A desmemória tem sido tema apreciado mais amiúde nos últimos anos, sob vários pontos de vista. Recentemente, em conferência proferida no Instituto Geográfico e Histórico do Amazonas, abordei vários casos concretos de apagamento da memória, mas um deles se apresenta como mais evidente, pois, ao passar dos dias, emergem fatos que reafirmam a determinação consciente de parte da sociedade, notadamente políticos centrados em oligarquias conhecidas no Estado, em fazer submergir no esquecimento e na desqualificação a trajetória de Eduardo Gonçalves Ribeiro (1862-1900).
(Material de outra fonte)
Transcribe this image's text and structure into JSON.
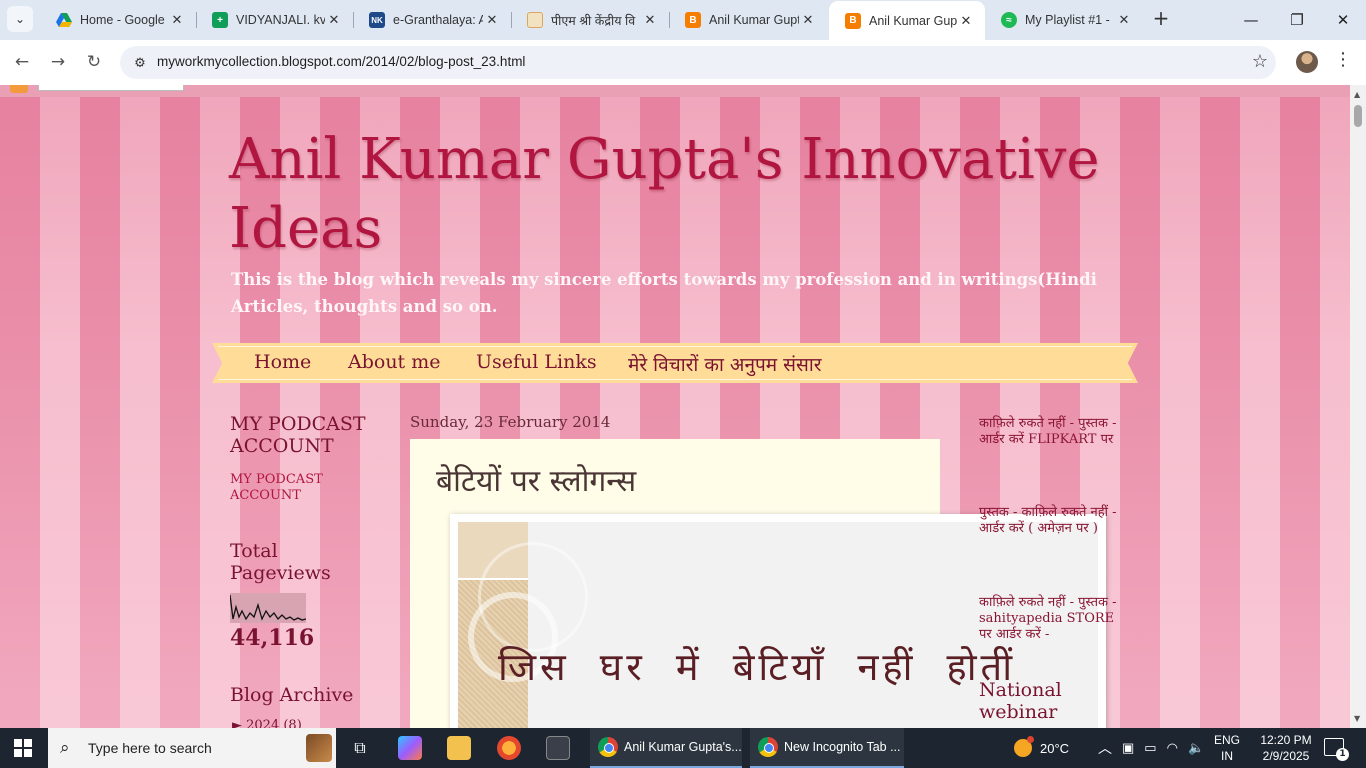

Trata-se de um militar, formado em engenharia na Escola do Rio de Janeiro, originário de São Luiz do Maranhão em cuja cidade combateu a igreja católica e se firmou como anticlerical, positivista e jornalista de confronto, integrando o grupo de Aloísio de Azevedo de quem foi amigo e que, ao se encaminhar para o final da formação em Realengo, requereu sua designação para o Amazonas. Quando designado, por razões não muito bem esclarecidas, foi obrigado a passar uma curta temporada em serviço militar em Belém antes de aportar em Manaus, ainda no Império.
Memória confiscada
O que se deu com Eduardo Ribeiro pouco antes de seu falecimento e nos anos seguintes à sua morte foi um processo deliberado de tentativa de apagamento da memória, não de esquecimento coletivo, mas de adoção de medidas bem urdidas que pudessem contribuir para a desqualificação de seu governo, a redução de sua contribuição político-administrativa, a desmoralização pessoal e familiar e a desconsideração de seu valor militar. Essas circunstâncias podem ser observadas neste artigo, em relação aos fatos narrados os quais ficam submetidos à conclusão do leitor que, por sua vez, poderá identificar desmemória, apagamento ou memória confiscada.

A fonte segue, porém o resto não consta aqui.